UNESCO’s World Heritage Committee included the new sites during its 27th session at its Paris headquarters, bringing the total to 754, including 149 natural, 582 cultural and 23 mixed sites “of outstanding universal value.”
The new entries include the following natural sites: Purnululu National Park in Western Australia with its eroded sandstone beehive-shaped towers or cones; three parallel rivers of Yunnan protected areas in China featuring the upper reaches of three of the great rivers of Asia -- Yangtze, Mekong and Salween; Monte San Giorgio in Switzerland, a pyramid-shaped, wooded mountain regarded as the best fossil record of marine life from the Mid Triassic Period (245-230 million years ago); Uvs Nuur Basin in Russian / Mongolia, the northern-most enclosed basin of Central Asia with a rich diversity of bird life; Phong Nha - Ke Bang National Park in Vietnam, a vast area of dramatic, forested highland karst landscape.
New cultural sites include: Bamiyan, Afghanistan, with its Buddhist monastic sanctuaries, where the Taleban destroyed two huge standing Buddha statues in 2001; Quebrada de Humahuaca in Argentina, with substantial evidence of use as a major trade route over the past 10,000 years; Historic Quarter of Valparaiso, Chile, an example of late 19th century urban and architectural development; Jewish Quarter and St Procopius' Basilica in Trebic, Czech Republic, reminders of the co-existence of Jewish and Christian cultures from the Middle Ages to the 20th century; James Island in Gambia, bearing testimony to the beginning and the abolition of the slave trade.

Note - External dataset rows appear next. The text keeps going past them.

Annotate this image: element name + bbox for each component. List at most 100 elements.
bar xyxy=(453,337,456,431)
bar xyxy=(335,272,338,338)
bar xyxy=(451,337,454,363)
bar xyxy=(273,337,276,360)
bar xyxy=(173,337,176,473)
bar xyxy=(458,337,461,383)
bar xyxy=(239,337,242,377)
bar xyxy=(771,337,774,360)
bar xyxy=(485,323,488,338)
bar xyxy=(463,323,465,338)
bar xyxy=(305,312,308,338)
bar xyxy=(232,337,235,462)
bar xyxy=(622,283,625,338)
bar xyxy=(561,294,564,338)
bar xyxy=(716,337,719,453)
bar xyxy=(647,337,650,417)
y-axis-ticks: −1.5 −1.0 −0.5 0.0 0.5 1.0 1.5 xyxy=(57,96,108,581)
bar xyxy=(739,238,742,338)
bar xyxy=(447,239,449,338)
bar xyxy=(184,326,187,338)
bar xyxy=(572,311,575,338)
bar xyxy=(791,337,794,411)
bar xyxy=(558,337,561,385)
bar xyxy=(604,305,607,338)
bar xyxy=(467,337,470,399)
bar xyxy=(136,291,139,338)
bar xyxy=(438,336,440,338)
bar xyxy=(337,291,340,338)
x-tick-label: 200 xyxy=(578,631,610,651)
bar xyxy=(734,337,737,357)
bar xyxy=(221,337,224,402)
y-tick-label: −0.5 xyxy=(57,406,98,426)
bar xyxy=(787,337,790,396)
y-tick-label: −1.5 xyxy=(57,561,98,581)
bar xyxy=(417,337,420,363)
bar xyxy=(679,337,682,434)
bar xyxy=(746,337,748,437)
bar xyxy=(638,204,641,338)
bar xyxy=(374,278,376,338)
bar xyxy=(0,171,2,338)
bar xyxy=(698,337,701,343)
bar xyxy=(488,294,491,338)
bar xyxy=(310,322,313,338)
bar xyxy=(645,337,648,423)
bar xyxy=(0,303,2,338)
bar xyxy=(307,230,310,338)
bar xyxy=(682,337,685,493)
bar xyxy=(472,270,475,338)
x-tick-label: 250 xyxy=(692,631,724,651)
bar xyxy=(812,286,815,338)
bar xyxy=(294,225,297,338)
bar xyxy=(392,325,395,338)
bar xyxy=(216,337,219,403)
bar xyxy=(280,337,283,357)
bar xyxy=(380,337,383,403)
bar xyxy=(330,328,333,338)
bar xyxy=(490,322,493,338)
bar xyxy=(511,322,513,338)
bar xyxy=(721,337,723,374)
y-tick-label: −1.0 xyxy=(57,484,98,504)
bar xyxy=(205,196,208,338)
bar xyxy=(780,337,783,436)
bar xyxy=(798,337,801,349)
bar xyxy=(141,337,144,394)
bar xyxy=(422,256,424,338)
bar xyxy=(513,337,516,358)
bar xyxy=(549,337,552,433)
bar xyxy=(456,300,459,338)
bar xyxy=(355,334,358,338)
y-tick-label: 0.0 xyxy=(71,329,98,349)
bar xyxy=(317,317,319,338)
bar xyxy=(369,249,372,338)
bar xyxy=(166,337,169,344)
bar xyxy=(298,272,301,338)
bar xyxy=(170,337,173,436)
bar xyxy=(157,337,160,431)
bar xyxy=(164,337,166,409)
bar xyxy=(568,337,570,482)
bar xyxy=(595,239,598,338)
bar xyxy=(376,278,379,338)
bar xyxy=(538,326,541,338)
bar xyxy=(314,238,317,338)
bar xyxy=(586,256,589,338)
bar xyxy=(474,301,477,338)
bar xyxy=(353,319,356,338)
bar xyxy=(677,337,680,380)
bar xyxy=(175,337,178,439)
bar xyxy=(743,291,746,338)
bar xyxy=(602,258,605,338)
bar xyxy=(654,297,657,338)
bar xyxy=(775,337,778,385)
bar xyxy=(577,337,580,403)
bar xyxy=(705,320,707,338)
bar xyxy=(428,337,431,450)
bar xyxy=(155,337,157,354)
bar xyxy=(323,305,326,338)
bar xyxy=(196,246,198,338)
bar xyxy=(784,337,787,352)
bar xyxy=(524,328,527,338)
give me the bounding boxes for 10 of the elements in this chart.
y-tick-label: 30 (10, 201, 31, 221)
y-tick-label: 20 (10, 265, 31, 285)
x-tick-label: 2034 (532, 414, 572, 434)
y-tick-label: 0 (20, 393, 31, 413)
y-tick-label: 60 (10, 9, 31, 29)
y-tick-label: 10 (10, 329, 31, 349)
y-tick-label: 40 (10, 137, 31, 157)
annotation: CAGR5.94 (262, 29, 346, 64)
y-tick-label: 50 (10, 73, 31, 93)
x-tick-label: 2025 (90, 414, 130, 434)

Also included on the cultural list are: Rock Shelters of Bhimbetka, India, with paintings from the Mesolithic period right through to the Historical period; Takht-e Soleyman, Iran, with a Zoroastrian sanctuary and a temple of the Sasanian period; Ashur (Qala’at at Sherqat), Iraq, first capital of the Assyrian Empire; The White City of Tel-Aviv, Israel, reflecting modern organic planning principles; Sacri Monti of Piedmont and Lombardy, Italy, groups of chapels from the late 16th and 17th centuries; Mausoleum of Khoja Ahmed Yasawi, Kazakhstan, built at the time of Timur (Tamerlane), from 1389 to 1405; Franciscan Missions in the Sierra Gorda of Querétaro, Mexico, built during the last phase of the conversion to Christianity of the interior of Mexico in the mid 18th century.
Others sites include Wooden Churches of Southern Little Poland showing different aspects of medieval church-building traditions; Citadel of Derbent, Russia, part of the northern limes of the Sasanian Persian Empire; Mapungubwe Cultural Landscape, South Africa, an expansive savannah landscape that developed into the largest kingdom in the sub-continent before it was abandoned in the 14th century; Ubeda-Baeza, Spain, dating back to the Moorish 9th century and to the Reconquista in the 13th century; Gebel Barkal in Sudan, archaeological sites of the Napatan (900 to 270 BC) and Meroitic (270 BC to 350 AD) cultures; Royal Botanic Gardens, Kew, United Kingdom, illustrating significant periods of the art of gardens from the 18th to the 20th centuries; Matobo Hills, Zimbabwe, with a profusion of distinctive rock landforms and an outstanding collection of rock paintings.
Three sites already listed were extended in size: Central Amazon Conservation Complex, Brazil, first listed in 2000, with key threatened species, including giant arapaima fish, the Amazonian manatee, the black caiman, and two species of river dolphin; Imperial Tombs of the Ming and Qing Dynasties, China, first listed in 2000, adding two distinct burial sites of Ming Dynasty emperors; and the Archaeological Site of Panamá Viejo in Panama, first listed in 1997, adding the location and ruins of the first European settlement on the American mainland and pre-Hispanic remains.